Montag, Oktober 09, 2017

So richtig hier in der Zeit bin ich noch nicht angekommen. Als mich Sonntag Nacht der beste Allgäuer von Allen mit einem Hustenanfall weckte, war ich umgehend WACH und konnte nicht mehr einschlafen. Ich packte also um halb zwei mein ganzes Geraffel zusammen und düste nach München (wunderbarst leere Straßen). Dort legte ich mich nochmal schlafen und hatte dann übelste Schwierigkeiten, in der Früh wach zu werden. Irgendwann klappte es dann aber doch.

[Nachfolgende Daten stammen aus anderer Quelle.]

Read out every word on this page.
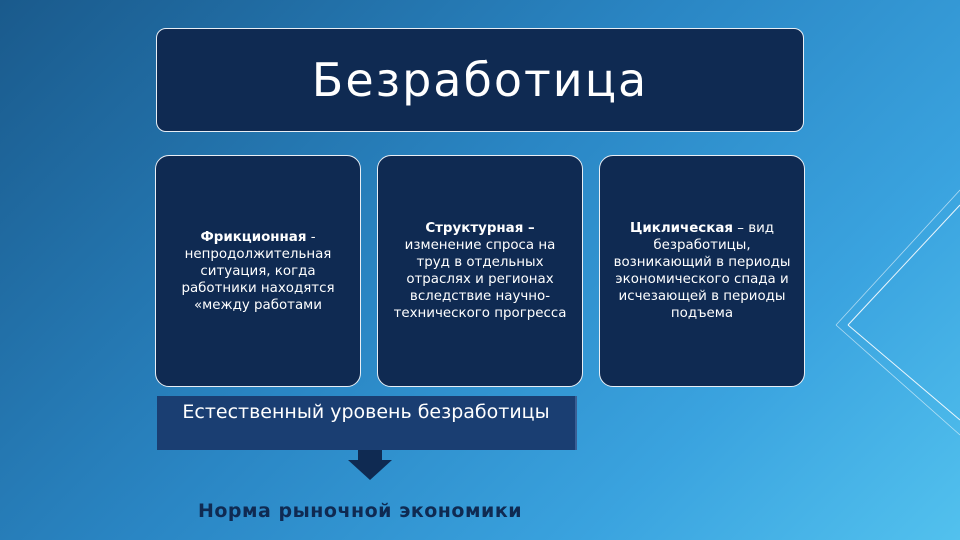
Безработица
Фрикционная - непродолжительная ситуация, когда работники находятся «между работами
Структурная – изменение спроса на труд в отдельных отраслях и регионах вследствие научно-технического прогресса
Циклическая – вид безработицы, возникающий в периоды экономического спада и исчезающей в периоды подъема
Естественный уровень безработицы
Норма рыночной экономики
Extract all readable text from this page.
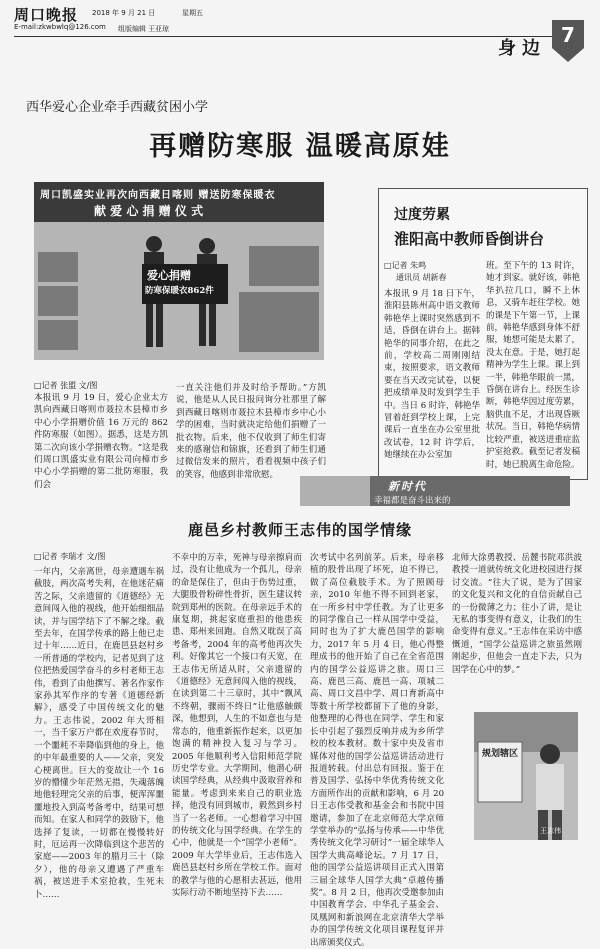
周口晚报
E-mail:zkwbwlq@126.com
2018 年 9 月 21 日	星期五
组版编辑 王亚琼
身边
7
西华爱心企业牵手西藏贫困小学
再赠防寒服 温暖高原娃
周口凯盛实业再次向西藏日喀则 赠送防寒保暖衣
献 爱 心 捐 赠 仪 式
爱心捐赠
防寒保暖衣862件
□记者 张盟 文/图
本报讯 9 月 19 日，爱心企业太方凯向西藏日喀则市聂拉木县樟市乡中心小学捐赠价值 16 万元的 862 件防寒服（如图）。据悉，这是方凯第二次向该小学捐赠衣物。“这是我们周口凯盛实业有限公司向樟市乡中心小学捐赠的第二批防寒服，我们会
一直关注他们并及时给予帮助。”方凯说，他是从人民日报问询分社那里了解到西藏日喀则市聂拉木县樟市乡中心小学的困难，当时就决定给他们捐赠了一批衣物。后来，他不仅收到了师生们寄来的感谢信和锦旗，还看到了师生们通过微信发来的照片，看看视频中孩子们的笑容，他感到非常欣慰。
过度劳累
淮阳高中教师昏倒讲台
□记者 朱鸣
通讯员 胡新春
本报讯 9 月 18 日下午，淮阳县陈州高中语文教师韩艳华上课时突然感到不适，昏倒在讲台上。据韩艳华的同事介绍，在此之前，学校高二周刚刚结束，按照要求，语文教师要在当天改完试卷，以便把成绩单及时发到学生手中。当日 6 时许，韩艳华冒着赶到学校上课，上完课后一直坐在办公室里批改试卷，12 时 许学后，她继续在办公室加
班。至下午的 13 时许，她才到家。就好该，韩艳华扒拉几口，瞬不上休息，又骑车赶往学校。她的课是下午第一节，上课前，韩艳华感到身体不舒服，她想可能是太累了，没太在意。于是，她打起精神为学生上课。课上到一半，韩艳华眼前一黑，昏倒在讲台上。经医生诊断，韩艳华因过度劳累，脑供血不足，才出现昏厥状况。当日，韩艳华病情比较严重，被送进重症监护室抢救。截至记者发稿时，她已脱离生命危险。
新时代
幸福都是奋斗出来的
鹿邑乡村教师王志伟的国学情缘
□记者 李瑞才 文/图
一年内，父亲离世，母亲遭遇车祸截肢，两次高考失利，在他迷茫痛苦之际，父亲遗留的《道德经》无意间闯入他的视线，他开始细细品读，并与国学结下了不解之缘。截至去年，在国学传承的路上他已走过十年……近日，在鹿邑县赵村乡一所普通的学校内，记者见到了这位把热爱国学奋斗的乡村老师王志伟，看到了由他撰写、著名作家作家孙其军作序的专著《道德经新解》，感受了中国传统文化的魅力。王志伟说，2002 年大哥相一，当千家万户都在欢度春节时，一个噩耗不幸降临到他的身上，他的中年最重要的人——父亲，突发心梗离世。巨大的变故让一个 16 岁的懵懂少年茫然无措，失魂落魄地他轻理完父亲的后事，便浑浑噩噩地投入到高考备考中，结果可想而知。在家人和同学的鼓励下，他选择了复读，一切都在慢慢转好时，厄运再一次降临到这个悲苦的家庭——2003 年的腊月三十（除夕），他的母亲又遭遇了严重车祸，被送进手术室抢救，生死未卜……
不幸中的万幸，死神与母亲擦肩而过，没有让他成为一个孤儿，母亲的命是保住了，但由于伤势过重，大腿股骨粉碎性骨折，医生建议转院到郑州的医院。在母亲远手术的康复期，挑起家庭重担的他患疾患、郑州来回跑。自然又耽误了高考备考，2004 年的高考他再次失利。好像其它一个接口有天宽，在王志伟无所适从时，父亲遗留的《道德经》无意间闯入他的视线，在读到第二十三章时，其中“飘风不终朝，骤雨不终日”让他感触颇深，他想到，人生的不如意也与是常态的，他重新振作起来，以更加饱满的精神投入复习与学习。2005 年他顺利考入信阳师范学院历史学专业。大学期间，他潜心研读国学经典，从经典中汲取营养和能量。考虑到来来自己的职业选择，他没有回到城市，毅然到乡村当了一名老师。一心想着学习中国的传统文化与国学经典。在学生的心中，他就是一个“国学小老师”。2009 年大学毕业后，王志伟选入鹿邑县赵村乡所在学校工作。面对的教学与他的心愿相去甚远，他用实际行动不断地坚持下去……
次考试中名列前茅。后来，母亲移植的股骨出现了坏死，迫不得已，做了高位截肢手术。为了照顾母亲，2010 年他不得不回到老家，在一所乡村中学任教。为了让更多的同学像自己一样从国学中受益，同时也为了扩大鹿邑国学的影响力，2017 年 5 月 4 日，他心得整理成书的他开始了自己在全省范围内的国学公益巡讲之旅。周口三高、鹿邑三高、鹿邑一高、项城二高、周口文昌中学、周口育新高中等数十所学校都留下了他的身影，他整理的心得也在同学、学生和家长中引起了强烈反响并成为乡所学校的校本教材。数十家中央及省市媒体对他的国学公益巡讲活动进行报道转载。付出总有回报。鉴于在普及国学、弘扬中华优秀传统文化方面所作出的贡献和影响，6 月 20 日王志伟受教和基金会和书院中国邀请，参加了在北京师范大学京师学堂举办的“弘扬与传承——中华优秀传统文化学习研讨”一届全球华人国学大典高峰论坛。7 月 17 日，他的国学公益巡讲项目正式入围第三届全球华人国学大典“卓越传播奖”。8 月 2 日，他再次受邀参加由中国教育学会、中华孔子基金会、凤凰网和新浪网在北京清华大学举办的国学传统文化项目课程复评并出席颁奖仪式。
北师大徐勇教授、岳麓书院邓洪波教授一道就传统文化进校园进行探讨交流。“往大了说，是为了国家的文化复兴和文化的自信贡献自己的一份微薄之力；往小了讲，是让无私的事变得有意义，让我们的生命变得有意义。”王志伟在采访中感慨道，“国学公益巡讲之旅虽然刚刚起步，但他会一直走下去，只为国学在心中的梦。”
规划辖区
王志伟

In der Arbeit gab es einen deutlich kleineren Mail-Berg als ich erwartet hatte, ich war schon gegen Mittag durch :-) Ein paar Mails stehen noch ungeöffnet in der Inbox, da stecken längere Dokumente und Videos drin, für die brauche ich mehr Zeit.

Wegen der langen Kaffee-Abstinenz (Südamerika zeichnet sich nicht durch guten Kaffee aus und ich habe sehr oft Tee getrunken), habe ich mal wieder den FairTrade-Kaffee-für-umsonst-Automaten ausprobiert, aber der ist noch immer so ‘Pfui Deibel!’ wie ich in Erinnerung habe. Ich habe den Kaffee weggeschüttet und werde weiterhin auf die Jura des Kollegen zurückgreifen.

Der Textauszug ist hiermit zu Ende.